L’infanticide, aussi horrible soit-il, reste un phénomène mineur dans ces écarts de population entre garçons et filles.
Des causes multiples pour un choix unique
Si l’on connaît désormais les raisons d’une telle situation, il reste à expliquer pourquoi, quand les parents ont le choix de sélectionner le sexe de leur enfant, ils choisissent majoritairement les garçons. Malheureusement, plusieurs facteurs se conjuguent.
Tout d’abord, dans des sociétés encore très marquées par le patriarcat, avoir un garçon permet de conserver la « lignée ». De plus, les femmes n’ont pas les mêmes possibilités d’accéder à des positions sociales élevées, la tradition les cantonnant aux rôles secondaires.
Le facteur religieux peut être également tenu comme facteur aggravant.
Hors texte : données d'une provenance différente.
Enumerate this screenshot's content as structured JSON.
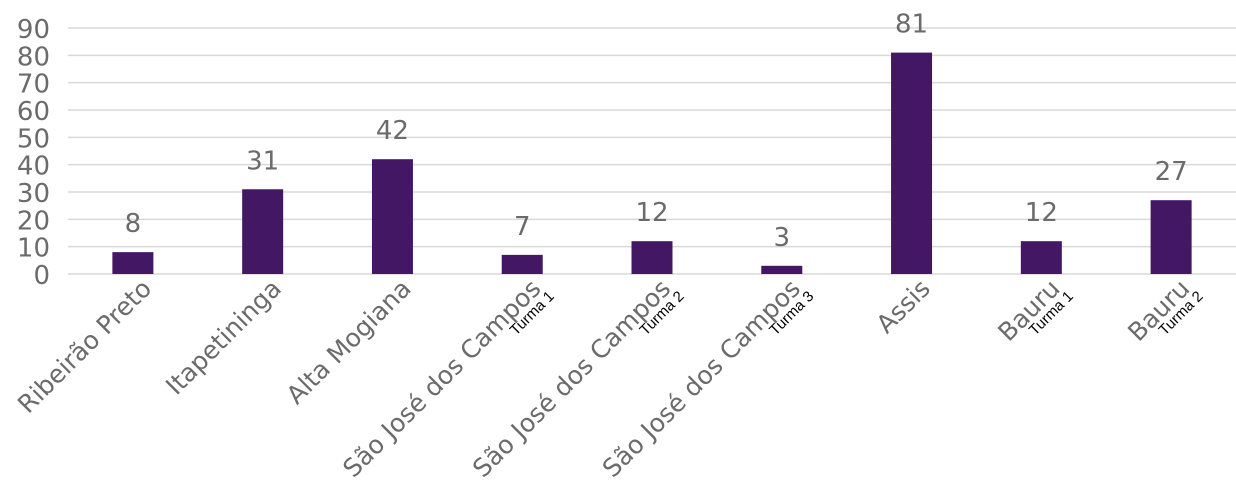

Les hindouistes, bouddhistes et sikhs sont plus tolérants avec l’avortement et accordent une place encore plus importantes - c’est possible ! - aux garçons que les catholiques, protestants et musulmans. Mais le facteur essentiel se trouve dans le domaine économique. En Inde comme en Chine, la dot croît de façon considérable. Ainsi, la naissance d’une fille est considérée comme une future perte du capital, souvent déjà très faible, de la famille. A cela s’ajoute le fait qu’une fois mariée, une fille ne sera plus d’aucune « utilité », puisqu’elle ira vivre et travailler dans ou pour la famille de son mari.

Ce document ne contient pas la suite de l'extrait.